In the vascular surgery department Dr Salih Krasniqi, 43, turned the pages of a heavy medical register, looking for a patient's entry. "Here he is," he said. "Yll Morina." Along the line listing the patient's name, age, injuries and treatment was a column headed "Profession", where a Serbian hand had written "Terrorist". Morina, a wounded KLA fighter, died despite the best efforts of the Serbian medical staff. Perhaps this was because, according to Dr Krasniqi, the police who were everywhere in the hospital during the Nato air campaign beat the patient every night.

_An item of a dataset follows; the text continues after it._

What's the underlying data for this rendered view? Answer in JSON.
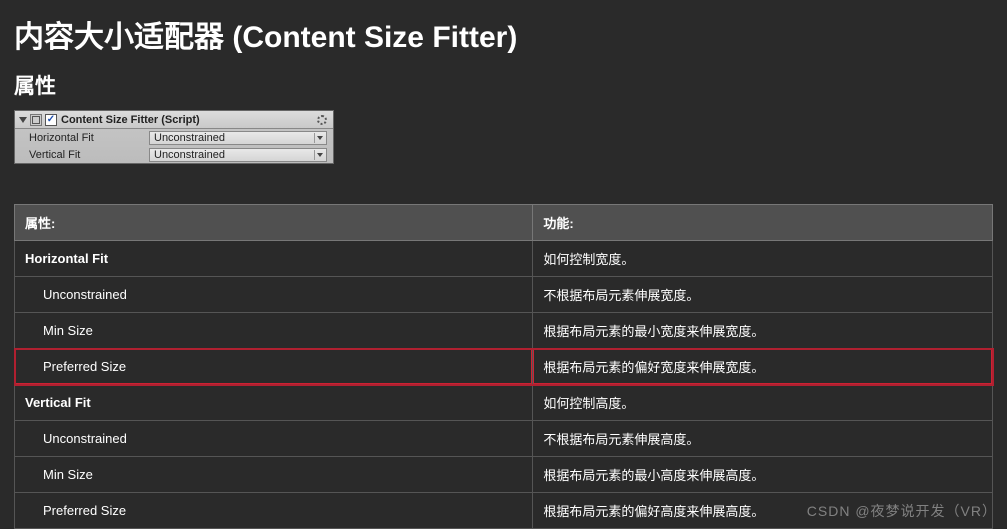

"The patient wanted to go to Belgrade for surgery, but the head of the surgical department, Professor Andrea Tomanovic, refused," said Dr Krasniqi. "Instead he operated on him here, six times." Finally Morina was sent to a specialist hospital in Novi Sad, but he was dead on arrival.

The only unusual aspect of the case, the Albanian doctor added, was that Yll Morina had received treatment at all. "Often the Serbian medical staff refused to look at Albanian patients they considered terrorists," he said. "After the Serbs decided to crack down on the KLA in May 1998, it became a regular thing for injured suspects to be chained to radiators and for Serbian policemen to beat them. From then until January this year there were 55 cases of mistreatment of patients by the police."

Dr Krasniqi, almost uniquely, won a court case to get his job back after being sacked from his general surgeon's post in 1991. By the time he returned five years later the Serbs were in total control. Although almost all the patients were Albanian, less than a 10th of the staff of 1,500 were, and the only permitted language was Serbian. "They treated us as less than third-class citizens," said the doctor. "Serbian patients got everything free, but Albanians had to pay. By the time Morina died he had paid about 7,000 Deutschmarks for his medicine. If an Albanian needed blood, the staff or his family had to donate it."

Dr Krasniqi said he was in the vascular department because Professor Tomanovic refused to take him back into general surgery. Like the rest of the Albanian staff, he left the hospital on the eve of the Nato air campaign. Almost the first person he ran into on Monday was Professor Tomanovic.

I went in search of the professor to hear his story, only to be told by a Serbian staff member: "We haven't seen him since 7pm last night. There's nobody at his home, and we think he must have been kidnapped."